FREDERICO VASCONCELOS
DA REPORTAGEM LOCAL

A Folha submeteu o balanço semestral da Nossa Caixa à análise de dois especialistas em contabilidade. Se a Nossa Caixa não tivesse recorrido a opções facultadas pelo Banco Central -permitidas a todos os bancos, aliás, mas que não atendem aos princípios da contabilidade-, poderia ter registrado um prejuízo no semestre.
A Nossa Caixa não reconheceu os efeitos da inflação do período, no montante de R$ 17 milhões. Diferiu (adiou) despesas de R$ 51,6 milhões do plano de reestruturação (o que é permitido pelo BC, mas mereceu ressalva do auditor).
Os especialistas ouvidos pela Folha consideraram insuficientes as informações no balanço sobre a renegociação dos empréstimos às estatais e às prefeituras.
Estranharam os critérios para contabilizar como receita do período créditos fiscais (Imposto de Renda e Contribuição Social) de R$ 29,6 milhões. Graças a esse expediente, a Nossa Caixa registrou lucro de R$ 56,7 milhões.
Além do instantâneo
A Nossa Caixa deixou de pedir socorro ao BC desde o ano passado. No primeiro semestre deste ano, fez provisões (reservas) de R$ 83,6 milhões, diante da inadimplência de financiamentos concedidos a construtoras em gestões anteriores.
São dados positivos, mas não refletem com precisão a saúde da instituição (os balanços fotografam um momento da empresa).

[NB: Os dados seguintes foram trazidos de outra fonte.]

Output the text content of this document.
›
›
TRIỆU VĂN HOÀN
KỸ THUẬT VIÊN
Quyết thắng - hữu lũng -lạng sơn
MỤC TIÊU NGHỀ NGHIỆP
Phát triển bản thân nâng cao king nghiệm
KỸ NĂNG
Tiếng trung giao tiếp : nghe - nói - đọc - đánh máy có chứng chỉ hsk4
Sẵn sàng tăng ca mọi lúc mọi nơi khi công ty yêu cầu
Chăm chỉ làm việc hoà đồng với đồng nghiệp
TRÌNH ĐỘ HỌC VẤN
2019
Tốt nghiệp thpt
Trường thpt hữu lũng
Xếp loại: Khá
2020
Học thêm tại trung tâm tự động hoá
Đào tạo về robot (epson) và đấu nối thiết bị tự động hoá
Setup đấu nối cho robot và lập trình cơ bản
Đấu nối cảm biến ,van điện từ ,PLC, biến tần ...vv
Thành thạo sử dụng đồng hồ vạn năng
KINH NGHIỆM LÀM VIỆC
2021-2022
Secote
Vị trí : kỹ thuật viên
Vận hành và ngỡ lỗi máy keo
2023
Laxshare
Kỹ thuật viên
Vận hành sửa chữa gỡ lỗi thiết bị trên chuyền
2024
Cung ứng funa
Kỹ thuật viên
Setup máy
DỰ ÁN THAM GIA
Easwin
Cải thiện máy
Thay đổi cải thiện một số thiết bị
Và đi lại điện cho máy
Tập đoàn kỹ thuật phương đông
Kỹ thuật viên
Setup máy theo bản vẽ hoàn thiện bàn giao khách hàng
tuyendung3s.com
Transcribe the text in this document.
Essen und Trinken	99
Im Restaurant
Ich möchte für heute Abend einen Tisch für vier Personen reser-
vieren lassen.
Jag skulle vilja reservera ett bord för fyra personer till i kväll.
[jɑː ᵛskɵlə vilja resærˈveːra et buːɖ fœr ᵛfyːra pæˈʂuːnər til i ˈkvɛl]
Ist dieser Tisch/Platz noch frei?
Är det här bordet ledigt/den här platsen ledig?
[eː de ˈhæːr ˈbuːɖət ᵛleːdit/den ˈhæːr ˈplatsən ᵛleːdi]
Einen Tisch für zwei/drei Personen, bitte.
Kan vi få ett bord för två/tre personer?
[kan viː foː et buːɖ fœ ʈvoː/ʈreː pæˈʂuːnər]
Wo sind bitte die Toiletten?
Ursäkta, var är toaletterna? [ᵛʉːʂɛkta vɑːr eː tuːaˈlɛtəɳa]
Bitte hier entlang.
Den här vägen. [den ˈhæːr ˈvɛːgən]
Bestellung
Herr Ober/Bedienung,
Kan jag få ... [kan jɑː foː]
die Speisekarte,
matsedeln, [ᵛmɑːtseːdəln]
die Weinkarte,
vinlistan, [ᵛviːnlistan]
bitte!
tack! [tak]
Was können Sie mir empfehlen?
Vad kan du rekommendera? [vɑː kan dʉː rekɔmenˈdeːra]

Para obter projeções mais seguras, os analistas usam o índice de liquidez corrente, que mostra a capacidade da empresa de, no horizonte de um ano, gerar recursos para cobrir o que tem a pagar.
No caso dos bancos, o índice ideal é 1. A Nossa Caixa apresentou índice de 0,39 em junho. Esse índice poderia até não ser baixo, se as captações via poupança fossem utilizadas para financiar uma quantidade muito grande de mutuários, com suficiente garantia.
O problema principal é que o grosso dos recursos (quase sete vezes o patrimônio da Nossa Caixa) está concentrado num grande devedor -o Estado, que é o dono do banco- e em prefeituras.
Cano do controlador
"A Nossa Caixa e o Banespa têm o mesmo tipo de problema: o acionista majoritário, o governo do Estado, se vale dos serviços do banco e não paga na data oportuna", diz Carlos Daniel Coradi, presidente da EFC Engenheiros Financeiros & Consultores.
O problema crônico da Nossa Caixa, segundo Coradi, é a liquidez corrente baixa. Há anos, a Caixa enfrenta o descompasso entre os depósitos da poupança e as aplicações -principalmente empréstimos do banco ao setor público.
O item "financiamento imobiliário" (aquisição de casa própria pelo Sistema Financeiro da Habitação), registra operações de crédito de R$ 1,3 bilhão.
Sem comentários
A Nossa Caixa atribui a perda de liquidez à renegociação da dívida do Estado (o que teria criado um descasamento entre o que tem a receber e a pagar no curto prazo).
No final de 1994, a dívida do Estado foi repactuada, para pagamento em 240 meses. Vem sendo paga em dia, segundo a instituição. A Nossa Caixa considera que a baixa liquidez só seria um problema se houvesse uma corrida de saques, o que não é previsto.
Procurada pela Folha, a Nossa Caixa não se manifestou sobre as críticas à proposta de incorporação do Banespa. Novamente procurada para comentar os critérios questionados do balanço, sua assessoria informou que o balanço foi aprovado pelos auditores e pelos conselhos fiscal e de administração, sem restrições.